Project Mohs’ micrografische chirurgie
Mohs’ micrografische chirurgie is een specifieke vorm van chirurgie om huidkanker te verwijderen. Dit is een intensieve behandeling die relatief veel tijd kost. Daarom is het belangrijk om kritisch te zijn op de vraag of je de behandeling op de juiste manier inzet en bij de juiste indicaties. Daarnaast is het belangrijk om over- en onderbehandeling te voorkomen. Een werkgroep vanuit de NVDV heeft geïnventariseerd hoeveel mensen er zijn met huidkanker en welk deel van hen naar verwachting voor Mohs’ chirurgie in aanmerking komt.
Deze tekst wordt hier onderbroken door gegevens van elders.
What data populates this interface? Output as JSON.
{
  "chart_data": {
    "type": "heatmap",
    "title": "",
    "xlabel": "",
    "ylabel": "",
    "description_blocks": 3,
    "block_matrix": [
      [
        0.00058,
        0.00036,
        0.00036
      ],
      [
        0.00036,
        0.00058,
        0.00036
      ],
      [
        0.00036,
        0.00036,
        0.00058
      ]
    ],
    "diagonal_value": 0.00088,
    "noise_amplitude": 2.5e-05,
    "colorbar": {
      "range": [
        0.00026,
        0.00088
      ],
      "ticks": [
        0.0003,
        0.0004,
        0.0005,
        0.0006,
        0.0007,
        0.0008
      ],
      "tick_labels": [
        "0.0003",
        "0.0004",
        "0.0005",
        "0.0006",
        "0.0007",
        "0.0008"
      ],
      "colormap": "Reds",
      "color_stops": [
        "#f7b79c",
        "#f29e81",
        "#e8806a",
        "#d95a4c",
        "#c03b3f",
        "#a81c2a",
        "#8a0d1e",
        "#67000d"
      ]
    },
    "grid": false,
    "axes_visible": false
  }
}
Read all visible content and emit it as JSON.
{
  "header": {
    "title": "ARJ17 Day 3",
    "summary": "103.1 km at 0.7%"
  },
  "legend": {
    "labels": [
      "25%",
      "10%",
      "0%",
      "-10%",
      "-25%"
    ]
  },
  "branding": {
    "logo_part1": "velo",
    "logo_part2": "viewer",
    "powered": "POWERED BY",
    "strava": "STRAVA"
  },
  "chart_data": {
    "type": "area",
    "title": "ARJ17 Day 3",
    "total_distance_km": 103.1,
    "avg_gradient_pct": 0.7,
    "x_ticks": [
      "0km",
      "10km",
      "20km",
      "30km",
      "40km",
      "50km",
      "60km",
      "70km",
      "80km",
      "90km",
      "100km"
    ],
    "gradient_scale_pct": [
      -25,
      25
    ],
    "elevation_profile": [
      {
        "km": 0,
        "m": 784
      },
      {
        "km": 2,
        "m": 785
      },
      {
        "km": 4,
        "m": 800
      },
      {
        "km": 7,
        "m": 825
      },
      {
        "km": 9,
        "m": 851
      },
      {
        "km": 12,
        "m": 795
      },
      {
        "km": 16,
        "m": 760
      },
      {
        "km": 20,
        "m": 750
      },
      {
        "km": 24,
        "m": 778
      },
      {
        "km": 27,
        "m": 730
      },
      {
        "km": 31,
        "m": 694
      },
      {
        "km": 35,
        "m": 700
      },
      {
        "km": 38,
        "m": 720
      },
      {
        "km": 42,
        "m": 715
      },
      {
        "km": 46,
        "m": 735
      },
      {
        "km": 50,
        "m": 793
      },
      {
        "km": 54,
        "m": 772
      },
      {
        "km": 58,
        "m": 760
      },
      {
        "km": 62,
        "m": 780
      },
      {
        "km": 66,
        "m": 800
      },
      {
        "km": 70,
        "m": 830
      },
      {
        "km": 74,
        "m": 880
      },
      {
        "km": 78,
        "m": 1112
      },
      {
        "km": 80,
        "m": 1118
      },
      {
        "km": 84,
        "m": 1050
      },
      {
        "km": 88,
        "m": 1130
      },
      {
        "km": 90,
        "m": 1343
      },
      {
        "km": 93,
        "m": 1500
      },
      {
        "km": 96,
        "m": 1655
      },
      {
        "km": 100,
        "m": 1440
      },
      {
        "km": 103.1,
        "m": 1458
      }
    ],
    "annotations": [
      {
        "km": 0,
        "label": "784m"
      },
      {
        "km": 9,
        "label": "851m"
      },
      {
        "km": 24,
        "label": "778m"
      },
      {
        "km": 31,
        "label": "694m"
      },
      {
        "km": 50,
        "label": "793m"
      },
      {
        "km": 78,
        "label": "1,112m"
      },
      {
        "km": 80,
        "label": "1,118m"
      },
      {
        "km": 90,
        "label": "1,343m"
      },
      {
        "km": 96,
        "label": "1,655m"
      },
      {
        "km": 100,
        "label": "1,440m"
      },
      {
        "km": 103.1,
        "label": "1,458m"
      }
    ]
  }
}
Alle Mohs-chirurgen in Nederland geven jaarlijks een update van het aantal behandelingen dat zij doen, welke indicatie en locatie het betreft en het aantal rondes dat zij behandeld hebben tot de patiënt tumorvrij is. Visch: “Zo houden we de dermatologen die zich met deze behandeling bezighouden scherp. Daarnaast kijken we als beroepsgroep of we niet te veel of te weinig Mohs-chirurgen opleiden.”
Nationaal Constitutioneel Eczeem Project (NCEP)
In dit project houdt een werkgroep zich bezig met het optimaliseren van de behandeling van eczeem over de volle breedte. Dit gebeurt onder andere met de afstemming van informatiemateriaal, zoals patiëntenfolders, van de verschillende zorgverleners die in de eerste en tweede lijn betrokken zijn bij patiënten met constitutioneel eczeem. Denk hierbij aan huisartsen, apothekers, huidtherapeuten, dermatologen, kinderartsen, jeugdartsen, psychologen, verpleegkundigen en physician assistants. Daarnaast zet de werkgroep zich in voor bij- en nascholing aan deze zorgprofessionals, de optimalisatie van zorgpaden en de mogelijkheid voor – en opleiding van – eerstelijns eczeemconsulenten. Dit project is in 2022 van start gegaan.
Referenties
- Çiftçi Z, De Roos K-P. Vragenlijst screening ter preventie van BRMO-infecties bij poliklinische zorg. NTvDV 2021;31(7):59-60.
- Nederlandse Vereniging voor Dermatologie en Venereologie. Registraties medicatie toediening polikliniek dermatologie. https://nvdv.nl
- Visch B, De Roos K-P. PROM’s werken niet in de chronische zorg. Medisch Contact 2021;45;36-7.
- Boereboom P, Sigurdsson V. Maak van dermatologie een verplicht vak. Medisch contact 2018; themanummer Dermatologie, p.4-5.